若い世代の株取引増加へ、アプリの使い勝手向上

 ─ 資産運用が時代のキーワードになる中、高齢の富裕層のみならず、若い世代を取り込むことも重要だと思います。そこに向けての大和証券の取り組みを聞かせて下さい。

 荻野 これまで投資をしたことがない若い世代の皆様には、スマートフォン特化型証券の「大和コネクト証券」をぜひ利用していただきたいです。大和コネクト証券はアプリの使い勝手、いわゆるUX(顧客体験)の外部評価ランキングで2年連続1位となりました。私自身も当然使っており、手前味噌ですが、非常に使い勝手がいいと思っています。

 現在では、ユーザーにとっての使い勝手の良さに加えて、様々な企業との提携を通じたポイント運用サービスやクレジットカード決済の機能を充実させており、提携先企業の皆様にも、大和コネクト証券を使っていただけるような仕組みづくりを進めています。その結果、足元では着実にユーザー数が拡大してきています。

 ─ 非常に手応えを得ることができていると。

 荻野 そうですね。口座数は着実に増えてきていますが、これで十分かというとまだまだです。もっと伸ばしたいと思っています。

 ─ SBI証券や楽天証券、マネックス証券などのネット証券との違いをどう意識していますか。
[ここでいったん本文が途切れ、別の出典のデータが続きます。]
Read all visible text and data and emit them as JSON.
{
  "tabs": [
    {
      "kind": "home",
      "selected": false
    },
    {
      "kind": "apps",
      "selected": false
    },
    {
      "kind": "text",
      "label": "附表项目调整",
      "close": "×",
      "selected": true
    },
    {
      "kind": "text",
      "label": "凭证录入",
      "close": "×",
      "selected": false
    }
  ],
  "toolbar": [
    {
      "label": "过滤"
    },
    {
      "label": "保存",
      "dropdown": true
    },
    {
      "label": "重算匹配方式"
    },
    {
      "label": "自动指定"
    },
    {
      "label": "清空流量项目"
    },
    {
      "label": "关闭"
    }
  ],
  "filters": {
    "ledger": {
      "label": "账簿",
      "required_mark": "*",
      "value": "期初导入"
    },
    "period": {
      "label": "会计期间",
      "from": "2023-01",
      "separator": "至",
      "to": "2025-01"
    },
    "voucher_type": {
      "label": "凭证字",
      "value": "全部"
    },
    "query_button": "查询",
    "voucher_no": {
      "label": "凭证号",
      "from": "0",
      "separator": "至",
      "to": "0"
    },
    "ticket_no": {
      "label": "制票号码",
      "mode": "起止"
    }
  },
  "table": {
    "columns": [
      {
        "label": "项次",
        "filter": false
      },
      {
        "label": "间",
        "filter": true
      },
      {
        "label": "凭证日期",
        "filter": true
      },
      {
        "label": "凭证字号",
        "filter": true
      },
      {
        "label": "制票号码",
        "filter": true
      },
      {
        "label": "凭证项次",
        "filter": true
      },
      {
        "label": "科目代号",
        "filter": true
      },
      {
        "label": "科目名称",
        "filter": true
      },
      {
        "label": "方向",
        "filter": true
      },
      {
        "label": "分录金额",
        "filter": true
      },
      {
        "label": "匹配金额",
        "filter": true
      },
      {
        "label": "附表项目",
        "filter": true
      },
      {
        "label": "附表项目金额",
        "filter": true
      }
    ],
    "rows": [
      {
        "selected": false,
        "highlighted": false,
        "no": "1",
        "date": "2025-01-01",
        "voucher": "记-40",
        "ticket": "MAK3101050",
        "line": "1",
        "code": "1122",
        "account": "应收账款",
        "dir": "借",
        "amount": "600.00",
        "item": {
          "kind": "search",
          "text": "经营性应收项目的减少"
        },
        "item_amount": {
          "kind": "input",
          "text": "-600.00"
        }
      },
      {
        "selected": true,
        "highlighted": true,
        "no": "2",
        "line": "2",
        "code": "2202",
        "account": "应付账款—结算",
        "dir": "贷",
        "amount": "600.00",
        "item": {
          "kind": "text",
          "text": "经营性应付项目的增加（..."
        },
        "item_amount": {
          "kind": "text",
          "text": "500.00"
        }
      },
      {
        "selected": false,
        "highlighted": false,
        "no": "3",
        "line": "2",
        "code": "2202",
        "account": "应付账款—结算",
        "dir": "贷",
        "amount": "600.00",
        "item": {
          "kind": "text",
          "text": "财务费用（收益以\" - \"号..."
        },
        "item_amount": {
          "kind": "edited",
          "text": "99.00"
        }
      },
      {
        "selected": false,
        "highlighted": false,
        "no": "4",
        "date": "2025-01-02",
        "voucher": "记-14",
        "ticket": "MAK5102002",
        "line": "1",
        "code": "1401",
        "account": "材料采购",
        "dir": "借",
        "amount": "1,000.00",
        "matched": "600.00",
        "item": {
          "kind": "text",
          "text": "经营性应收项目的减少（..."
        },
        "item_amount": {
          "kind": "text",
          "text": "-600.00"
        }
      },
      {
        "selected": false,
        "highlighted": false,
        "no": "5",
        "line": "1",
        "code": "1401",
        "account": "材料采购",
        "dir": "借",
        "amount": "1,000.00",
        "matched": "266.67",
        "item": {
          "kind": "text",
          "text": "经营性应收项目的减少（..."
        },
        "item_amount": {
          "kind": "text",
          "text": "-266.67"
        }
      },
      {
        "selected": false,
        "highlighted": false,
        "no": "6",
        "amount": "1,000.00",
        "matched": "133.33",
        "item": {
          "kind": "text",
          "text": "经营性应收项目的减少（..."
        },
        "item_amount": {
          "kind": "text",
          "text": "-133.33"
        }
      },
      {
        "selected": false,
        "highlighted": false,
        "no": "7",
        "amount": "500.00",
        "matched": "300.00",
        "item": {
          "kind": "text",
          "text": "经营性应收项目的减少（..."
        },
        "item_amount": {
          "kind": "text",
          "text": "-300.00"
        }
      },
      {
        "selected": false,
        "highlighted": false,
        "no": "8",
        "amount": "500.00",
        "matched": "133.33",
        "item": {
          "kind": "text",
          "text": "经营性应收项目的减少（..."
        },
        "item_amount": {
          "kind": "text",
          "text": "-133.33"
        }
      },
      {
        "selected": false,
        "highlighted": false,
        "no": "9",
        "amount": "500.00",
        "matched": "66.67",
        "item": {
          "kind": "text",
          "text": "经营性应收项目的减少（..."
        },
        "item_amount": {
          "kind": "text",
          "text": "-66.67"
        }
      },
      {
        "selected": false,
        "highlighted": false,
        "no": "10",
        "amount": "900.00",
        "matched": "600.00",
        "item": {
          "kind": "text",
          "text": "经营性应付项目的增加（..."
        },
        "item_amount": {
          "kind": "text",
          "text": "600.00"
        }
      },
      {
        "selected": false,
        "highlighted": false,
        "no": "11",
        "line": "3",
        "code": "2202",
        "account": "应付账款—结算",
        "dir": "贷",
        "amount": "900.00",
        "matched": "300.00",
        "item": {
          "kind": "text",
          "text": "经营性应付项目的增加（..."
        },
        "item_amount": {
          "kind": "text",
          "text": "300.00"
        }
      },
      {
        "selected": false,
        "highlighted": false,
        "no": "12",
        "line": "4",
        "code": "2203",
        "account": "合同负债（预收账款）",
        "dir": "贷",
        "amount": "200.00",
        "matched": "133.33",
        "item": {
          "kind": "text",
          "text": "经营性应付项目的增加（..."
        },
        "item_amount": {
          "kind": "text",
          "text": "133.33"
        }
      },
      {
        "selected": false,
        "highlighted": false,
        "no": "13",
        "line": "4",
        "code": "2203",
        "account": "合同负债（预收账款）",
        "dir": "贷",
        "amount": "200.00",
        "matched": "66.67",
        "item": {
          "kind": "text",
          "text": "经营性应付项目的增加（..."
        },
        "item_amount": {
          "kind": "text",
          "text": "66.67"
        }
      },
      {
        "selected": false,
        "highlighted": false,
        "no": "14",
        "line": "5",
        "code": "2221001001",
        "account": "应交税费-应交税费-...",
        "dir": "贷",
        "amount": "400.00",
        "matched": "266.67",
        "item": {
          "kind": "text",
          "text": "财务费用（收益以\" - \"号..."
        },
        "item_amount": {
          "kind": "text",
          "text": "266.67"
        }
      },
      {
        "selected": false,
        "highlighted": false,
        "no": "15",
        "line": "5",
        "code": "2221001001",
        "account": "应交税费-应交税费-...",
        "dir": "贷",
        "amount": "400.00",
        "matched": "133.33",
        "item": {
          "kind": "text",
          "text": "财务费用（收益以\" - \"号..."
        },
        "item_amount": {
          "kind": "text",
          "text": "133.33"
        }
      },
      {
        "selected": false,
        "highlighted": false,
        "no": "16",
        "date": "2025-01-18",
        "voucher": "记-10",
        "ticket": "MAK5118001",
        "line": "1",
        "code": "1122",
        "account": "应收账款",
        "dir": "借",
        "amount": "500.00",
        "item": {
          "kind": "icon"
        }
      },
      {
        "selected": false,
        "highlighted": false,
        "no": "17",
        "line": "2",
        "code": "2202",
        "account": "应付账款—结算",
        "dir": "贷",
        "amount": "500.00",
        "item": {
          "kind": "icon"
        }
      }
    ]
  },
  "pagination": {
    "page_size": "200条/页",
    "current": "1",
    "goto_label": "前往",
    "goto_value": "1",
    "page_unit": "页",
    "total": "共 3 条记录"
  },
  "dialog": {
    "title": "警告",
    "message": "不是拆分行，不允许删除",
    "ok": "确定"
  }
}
 荻野 すでに、日本株の売買手数料を無料にしているネット証券もありますが、大和コネクト証券でも、手数料無料クーポンを活用することで、月に10回まで、日本株の売買手数料はかかりません。大和コネクト証券のお客様の内、95%以上のお客様は日本株の売買手数料が無料で取引されており、他のネット証券とほぼ変わらない状態になっています。

 手数料の面での差別化は難しく、やはり使い勝手の良さなど、機能面で訴求することが重要になります。大和コネクト証券では、大和証券が主幹事を務めた際に引き受けるIPO(新規株式公開)の株も、一定比率申し込むことができるようになっており、他のネット証券とは少し違う部分だと思います。
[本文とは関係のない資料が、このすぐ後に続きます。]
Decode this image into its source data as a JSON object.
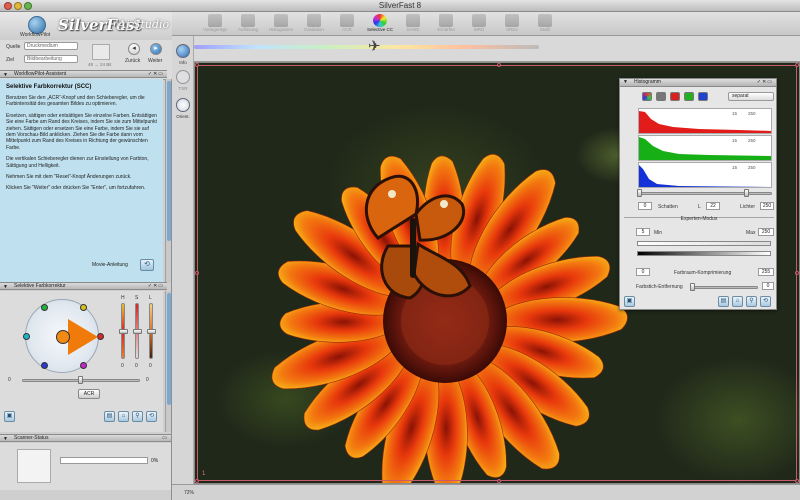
{
  "window": {
    "title": "SilverFast 8"
  },
  "brand": {
    "logo_label": "WorkflowPilot",
    "name": "SilverFast",
    "studio": "Ai Studio"
  },
  "source": {
    "quelle_label": "Quelle",
    "quelle_value": "Druckmedium",
    "ziel_label": "Ziel",
    "ziel_value": "Bildbearbeitung",
    "bit_info": "48 → 24 Bit",
    "back_label": "Zurück",
    "next_label": "Weiter"
  },
  "assistant": {
    "header": "WorkflowPilot-Assistent",
    "title": "Selektive Farbkorrektur (SCC)",
    "paragraphs": [
      "Benutzen Sie den „ACR“-Knopf und den Schieberegler, um die Farbintensität des gesamten Bildes zu optimieren.",
      "Ersetzen, sättigen oder entsättigen Sie einzelne Farben. Entsättigen Sie eine Farbe am Rand des Kreises, indem Sie sie zum Mittelpunkt ziehen. Sättigen oder ersetzen Sie eine Farbe, indem Sie sie auf dem Vorschau-Bild anklicken. Ziehen Sie die Farbe dann vom Mittelpunkt zum Rand des Kreises in Richtung der gewünschten Farbe.",
      "Die vertikalen Schieberegler dienen zur Einstellung von Farbton, Sättigung und Helligkeit.",
      "Nehmen Sie mit dem \"Reset\"-Knopf Änderungen zurück.",
      "Klicken Sie \"Weiter\" oder drücken Sie \"Enter\", um fortzufahren."
    ],
    "movie_label": "Movie-Anleitung"
  },
  "scc": {
    "header": "Selektive Farbkorrektur",
    "slider_labels": [
      "H",
      "S",
      "L"
    ],
    "slider_values": [
      "0",
      "0",
      "0"
    ],
    "bottom_min": "0",
    "bottom_max": "0",
    "acr_label": "ACR",
    "bottom_slider_level": 0.5,
    "dot_colors": [
      "#1fb33a",
      "#d4c21c",
      "#19b8c8",
      "#d62a2a",
      "#2a3ad0",
      "#c02ac4"
    ]
  },
  "scanner": {
    "header": "Scanner-Status",
    "progress_text": "0%",
    "progress": 0
  },
  "toolbar": {
    "tools": [
      "Vorlagentyp",
      "Auflösung",
      "Histogramm",
      "Gradation",
      "ACR",
      "Selective CC",
      "GANE",
      "Schärfen",
      "iSRD",
      "SRDx",
      "Multi"
    ],
    "active_index": 5
  },
  "side_tools": {
    "info_label": "Info",
    "tsr_label": "TSR",
    "orient_label": "Orient."
  },
  "preview": {
    "crop_number": "1"
  },
  "status": {
    "zoom": "72%"
  },
  "histogram": {
    "title": "Histogramm",
    "mode": "separat",
    "channel_colors": [
      "#777777",
      "#d82020",
      "#20b020",
      "#2040d0"
    ],
    "graph_max": [
      "250",
      "250",
      "250"
    ],
    "graph_mid": [
      "15",
      "15",
      "15"
    ],
    "shadow_value": "0",
    "shadow_label": "Schatten",
    "mid_label": "L",
    "mid_value": "22",
    "light_label": "Lichter",
    "light_value": "250",
    "expert_label": "Experten-Modus",
    "min_label": "Min",
    "min_value": "5",
    "max_label": "Max",
    "max_value": "250",
    "compress_min": "0",
    "compress_label": "Farbraum-Komprimierung",
    "compress_max": "255",
    "cast_label": "Farbstich-Entfernung",
    "cast_value": "0"
  }
}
 ─ ネット時代、AIと人との関係が時代のキーワードですが、証券会社における「人」の役割をどう捉えていますか。

 荻野 私は対面のニーズはなくならないと思っています。コロナ禍を経て、バーチャル技術が大きく発展した一方で、野球場のように人が集まる所には、変わらず人は集まります。バーチャル化が進む中で、リアルを追求するニーズは変わらず存在するのです。

 株などの有価証券取引でも、単純な売買はネットで行うのも選択肢かもしれませんが、やはり大きな資産に関する相談となった場合には、信頼できるコンサルタントと話をしながら決めたいというニーズはあると思います。
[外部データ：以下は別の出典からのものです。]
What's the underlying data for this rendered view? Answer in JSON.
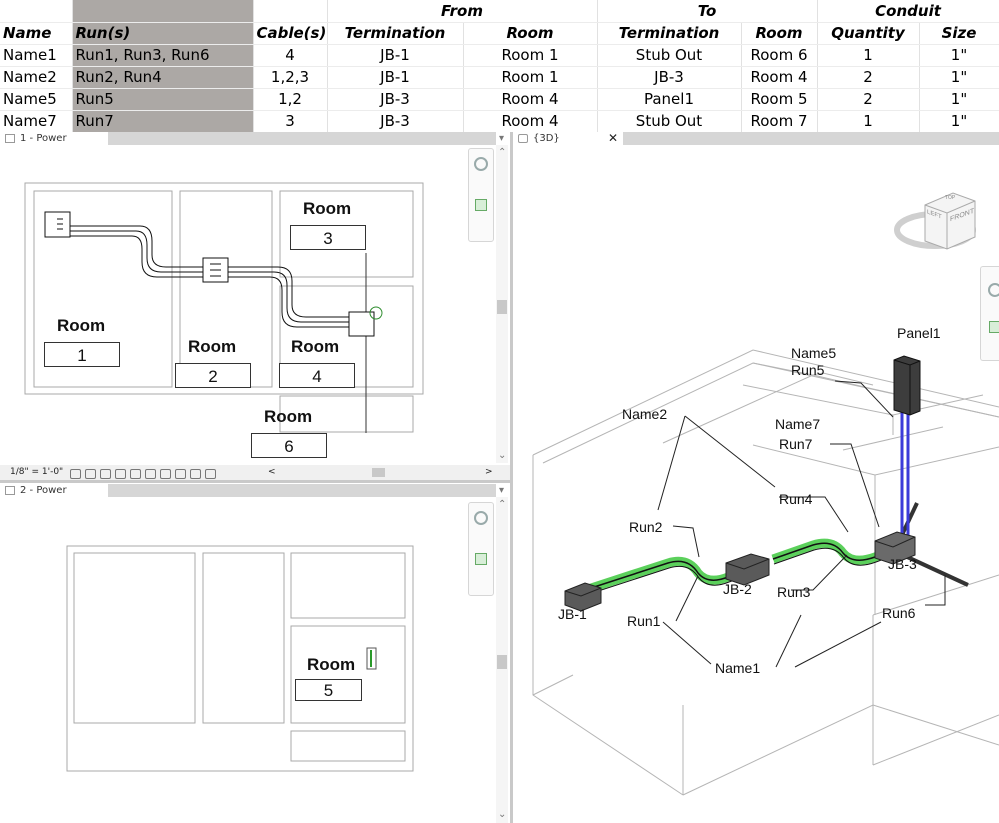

 今の世の中は情報が氾濫しており、何が本当にいいものなのかを見極めるのが困難な時代です。フィッシング詐欺なども増えている中で、やはり慎重にならざるを得ないのではないかと思います。

 ─ 新しいテクノロジーを入れながら、適切に対応していくということですね。ところで、提携戦略についてお聞きします。5月にあおぞら銀行、かんぽ生命保険との提携を相次いで発表しましたね。どのようなスタンスで臨みますか。

 荻野 5月に立て続けに、あおぞら銀行様、かんぽ生命保険様との提携を発表しましたので、急加速したように思われていますが、これは以前から異なる時間軸で準備し、たまたまタイミングが重なった結果です。

 当社がパートナーとして選ばれるというのは、日頃から様々な企業とお付き合いがあり、我々がそうした提携の話が来た際に対応できる準備が整っていたからだと思っています。

 私は2010年に経営企画部長になってから、この14年間、大和証券のインオーガニック戦略には、ほぼ全てに関与しています。そうした中で積み上げてきた経験やノウハウがあり、今後も、今回の提携のような機会があれば、逃すことなくしっかりと着実に進めていきたいと思います。